Depuis le début de cette affaire, Nicolas Sarkozy a multiplié les incohérences et les gestes contradictoires, créant lui-même le piège qui finit de se refermer sur lui. Il est le seul chef d’Etat ou de gouvernement à avoir mis des conditions à sa venue à Pékin pour la cérémonie d’ouverture des JO vendredi: Angela Merkel n’y sera pas, sans avoir expliqué pourquoi, et George Bush a finalement décidé d’y aller, sans état d’âme, se payant le luxe de recevoir des dissidents chinois chez lui sans faire trop de vagues. Sarkozy, lui, a d’abord lié sa venue à d’hypthétiques "progrès" dans le dialogue entre Pékin et les Tibétains, avant de mettre en parallèle sa rencontre avec le dalaï lama en août.
Cette valse hésitation a eu le don d’agacer au plus haut point les dirigeants chinois, déjà remontés contre la France après le passage de la flamme olympique à Paris en avril. Les choses s’étaient calmées après l’envoi de trois émissaires, pas moins, à Pékin, pour mieux repartir avec l’annonce simultanée de la visite à Pékin, et de la rencontre avec le dalaï lama.
Il y a alors eu une joute verbale entre le chef de l’Etat et l’ambassadeur chinois à Paris, Kong Quan. Ce dernier a convoqué des journalistes pour déclarer solellement qu’une telle rencontre Sarkozy-dalaï lama
«serait contraire au principe de non-ingérence des États dans leurs affaires intérieures».
Et le tout nouvel ambassadeur -un diplomé de l’ENA française- de brandir la menace de «conséquences graves» sur les relations bilatérales.
Nicolas Sarkozy avait aussitôt répliqué sèchement que ce n’était pas à l’ambassadeur de Chine de lui dicter son agenda. Eh bien si! (même si c’est déguisé sous la forme d’un renoncement de la partie tibétaine elle-même à demander une telle rencontre).

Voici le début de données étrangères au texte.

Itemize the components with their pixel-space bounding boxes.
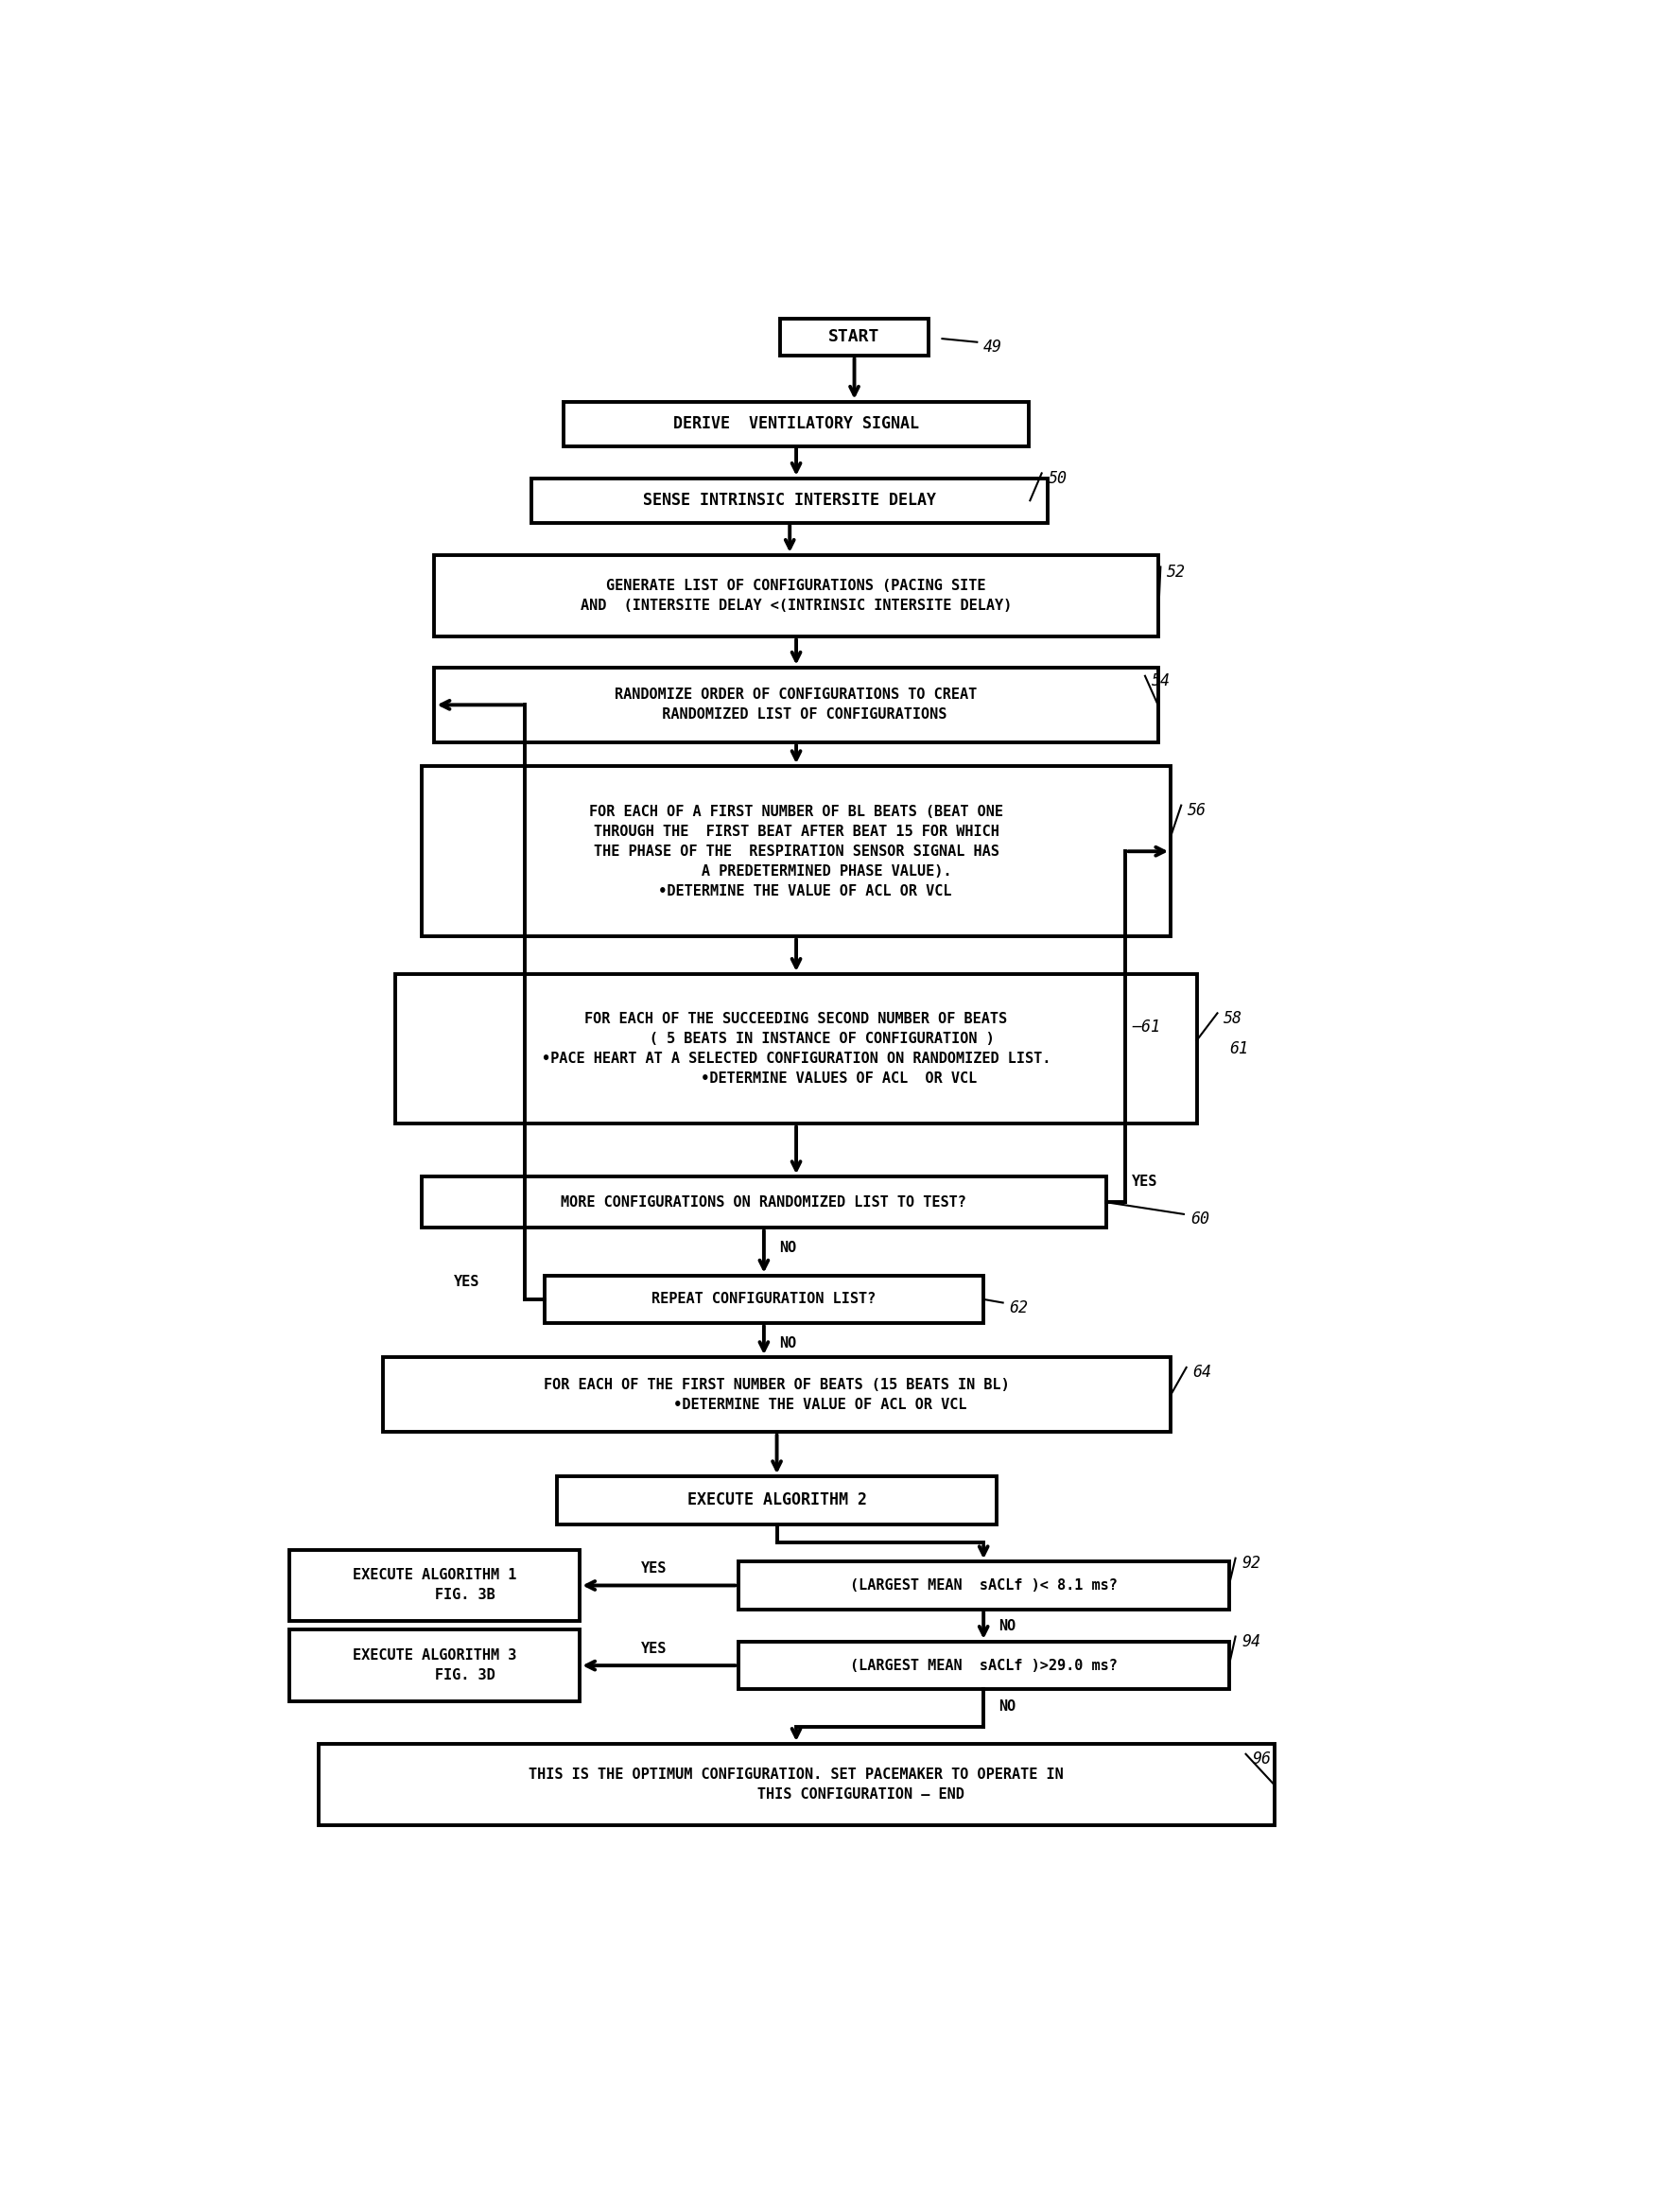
Text: START: START [828,327,880,345]
Text: 58: 58 [1224,1009,1242,1026]
Bar [780,319,929,356]
Text: 52: 52 [1167,564,1185,580]
Text: GENERATE LIST OF CONFIGURATIONS (PACING SITE
AND  (INTERSITE DELAY <(INTRINSIC I: GENERATE LIST OF CONFIGURATIONS (PACING … [580,580,1012,613]
Text: 50: 50 [1049,469,1067,487]
Text: EXECUTE ALGORITHM 1
       FIG. 3B: EXECUTE ALGORITHM 1 FIG. 3B [352,1568,517,1601]
Text: 92: 92 [1242,1555,1260,1573]
Text: 56: 56 [1187,803,1207,818]
Text: 49: 49 [984,338,1002,356]
Text: NO: NO [780,1241,797,1254]
Bar [532,478,1049,522]
Bar [422,765,1170,936]
Text: (LARGEST MEAN  sACLf )>29.0 ms?: (LARGEST MEAN sACLf )>29.0 ms? [850,1659,1117,1672]
Bar [288,1630,580,1701]
Text: YES: YES [642,1641,667,1655]
Bar [288,1551,580,1621]
Text: NO: NO [999,1619,1017,1632]
Text: SENSE INTRINSIC INTERSITE DELAY: SENSE INTRINSIC INTERSITE DELAY [643,491,937,509]
Bar [738,1562,1229,1610]
Text: 64: 64 [1194,1365,1212,1380]
Text: YES: YES [642,1562,667,1575]
Text: 96: 96 [1252,1750,1272,1767]
Bar [318,1743,1274,1825]
Text: FOR EACH OF THE SUCCEEDING SECOND NUMBER OF BEATS
      ( 5 BEATS IN INSTANCE OF: FOR EACH OF THE SUCCEEDING SECOND NUMBER… [542,1013,1050,1086]
Bar [383,1358,1170,1431]
Bar [738,1641,1229,1690]
Text: 54: 54 [1152,672,1170,690]
Bar [557,1475,997,1524]
Text: EXECUTE ALGORITHM 2: EXECUTE ALGORITHM 2 [687,1491,867,1509]
Text: YES: YES [1132,1175,1159,1188]
Text: 61: 61 [1229,1040,1249,1057]
Bar [543,1276,984,1323]
Text: YES: YES [453,1274,480,1290]
Text: FOR EACH OF THE FIRST NUMBER OF BEATS (15 BEATS IN BL)
          •DETERMINE THE : FOR EACH OF THE FIRST NUMBER OF BEATS (1… [543,1378,1010,1411]
Text: DERIVE  VENTILATORY SIGNAL: DERIVE VENTILATORY SIGNAL [673,416,919,431]
Text: (LARGEST MEAN  sACLf )< 8.1 ms?: (LARGEST MEAN sACLf )< 8.1 ms? [850,1579,1117,1593]
Bar [395,973,1197,1124]
Bar [435,555,1159,637]
Text: 62: 62 [1010,1298,1029,1316]
Bar [563,403,1029,447]
Text: 60: 60 [1190,1210,1209,1228]
Text: FOR EACH OF A FIRST NUMBER OF BL BEATS (BEAT ONE
THROUGH THE  FIRST BEAT AFTER B: FOR EACH OF A FIRST NUMBER OF BL BEATS (… [588,805,1004,898]
Text: MORE CONFIGURATIONS ON RANDOMIZED LIST TO TEST?: MORE CONFIGURATIONS ON RANDOMIZED LIST T… [562,1194,967,1210]
Text: EXECUTE ALGORITHM 3
       FIG. 3D: EXECUTE ALGORITHM 3 FIG. 3D [352,1648,517,1683]
Text: 94: 94 [1242,1632,1260,1650]
Text: —61: —61 [1132,1018,1160,1035]
Text: REPEAT CONFIGURATION LIST?: REPEAT CONFIGURATION LIST? [652,1292,877,1307]
Text: NO: NO [999,1699,1017,1714]
Text: THIS IS THE OPTIMUM CONFIGURATION. SET PACEMAKER TO OPERATE IN
               TH: THIS IS THE OPTIMUM CONFIGURATION. SET P… [528,1767,1064,1803]
Text: NO: NO [780,1336,797,1352]
Bar [422,1177,1107,1228]
Text: RANDOMIZE ORDER OF CONFIGURATIONS TO CREAT
  RANDOMIZED LIST OF CONFIGURATIONS: RANDOMIZE ORDER OF CONFIGURATIONS TO CRE… [615,688,977,721]
Bar [435,668,1159,743]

Le paradoxe de cette situation est que la sortie de Kong Quan avait été critiquée dans certains secteurs de l’establishment chinois, qui estimaient qu’elle ne laissait pas d’autre choix au président français que de rencontrer le dalaï lama, sous peine d’avoir l’air de céder aux injonctions de l’ambassadeur. Kong Quan et l’aîle dure de la diplomatie chinoise ont montré que la fermeté paye, avec Nicolas Sarkozy en tous cas.
Le pire, c’est que le mal est fait et l’annulation de la rencontre n’est qu’une manière de limiter la casse. La gestion désastreuse de toute cette "séquence chinoise", des émeutes de Lhassa le 14 mars, à l’ouverture des JO le 8 août, aura montré un amateurisme incroyable et une méconnaissance du contexte et de la psychologie du pouvoir chinois à ce moment particulier. Le triangle Sarkozy-Kouchner-Yade a dysfonctionné de manière spectaculaire, et le seul vrai connaisseur de la Chine à l’Elysée, le conseiller diplomatique Jean-David Levitte, n’aura pas pu empêcher le désastre.

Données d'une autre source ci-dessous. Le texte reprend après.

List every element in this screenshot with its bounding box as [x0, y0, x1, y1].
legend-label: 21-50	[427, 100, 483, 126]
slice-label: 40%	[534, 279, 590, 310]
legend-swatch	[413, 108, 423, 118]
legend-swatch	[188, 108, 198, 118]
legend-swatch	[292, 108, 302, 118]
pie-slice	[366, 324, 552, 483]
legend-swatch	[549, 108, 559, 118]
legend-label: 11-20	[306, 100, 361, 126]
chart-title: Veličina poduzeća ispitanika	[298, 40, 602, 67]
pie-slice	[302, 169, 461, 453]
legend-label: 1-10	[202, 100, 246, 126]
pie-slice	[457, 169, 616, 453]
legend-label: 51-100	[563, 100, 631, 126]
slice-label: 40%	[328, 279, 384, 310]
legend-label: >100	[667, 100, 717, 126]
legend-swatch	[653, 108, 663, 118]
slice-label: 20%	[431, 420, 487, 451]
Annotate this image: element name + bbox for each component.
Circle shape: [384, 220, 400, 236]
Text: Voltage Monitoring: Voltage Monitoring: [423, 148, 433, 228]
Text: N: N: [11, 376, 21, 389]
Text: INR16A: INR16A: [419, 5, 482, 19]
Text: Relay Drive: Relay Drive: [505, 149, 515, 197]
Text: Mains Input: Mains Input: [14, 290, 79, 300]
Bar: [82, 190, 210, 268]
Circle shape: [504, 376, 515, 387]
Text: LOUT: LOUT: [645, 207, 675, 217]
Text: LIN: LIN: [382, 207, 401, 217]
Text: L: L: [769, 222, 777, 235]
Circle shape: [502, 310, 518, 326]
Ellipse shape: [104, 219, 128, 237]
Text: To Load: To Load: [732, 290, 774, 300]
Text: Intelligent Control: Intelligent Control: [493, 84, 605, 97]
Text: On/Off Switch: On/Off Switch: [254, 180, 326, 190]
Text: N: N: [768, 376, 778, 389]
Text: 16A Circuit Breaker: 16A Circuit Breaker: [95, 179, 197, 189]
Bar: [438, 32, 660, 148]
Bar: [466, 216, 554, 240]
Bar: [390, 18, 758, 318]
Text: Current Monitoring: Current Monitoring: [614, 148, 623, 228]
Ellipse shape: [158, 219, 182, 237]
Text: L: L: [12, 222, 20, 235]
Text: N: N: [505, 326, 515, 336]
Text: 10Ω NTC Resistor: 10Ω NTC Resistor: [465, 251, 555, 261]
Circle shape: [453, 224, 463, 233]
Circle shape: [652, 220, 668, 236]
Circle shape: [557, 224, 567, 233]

Nicolas Sarkozy arrive vendredi à Pékin pour quelques heures à peine -vingt heures de vol aller-retour pour dix heures sur place, sans même y passer la nuit…- en position de faiblesse. Le président français s’est éliminé du jeu diplomatique entre la Chine et le reste du monde: il devra subir le rapport de force ainsi instauré pour le reste de son mandat: les Chinois ont compris que pour quelques contrats dont l’économie française a un besoin vital, ils le tiennent.
Que la France entretienne de bonne relations avec la Chine n’a rien que de plus normal. Nicolas Sarkozy avait eu une très belle sortie au parlement européen, en lançant à Daniel Cohn-Bendit: "on n’humilie pas un quart de l’humanité". Mais une phrase brillante et une belle intuition ne font pas une politique étrangère, pas plus que l’envoi de sa femme à une cérémonie religieuse, puisque c’est le lot de consolation auquel auront droit les Tibétains.
La France sort affaiblie et déconsidérée de cet épisode. Elle s’est tirée une balle dans le pied dans l’un des lieux du monde où s’écrit le XXI° siècle. Et surtout, elle aura donné au clan des durs de la diplomatie chinoise une médaille d’or avant même l’ouverture des Jeux.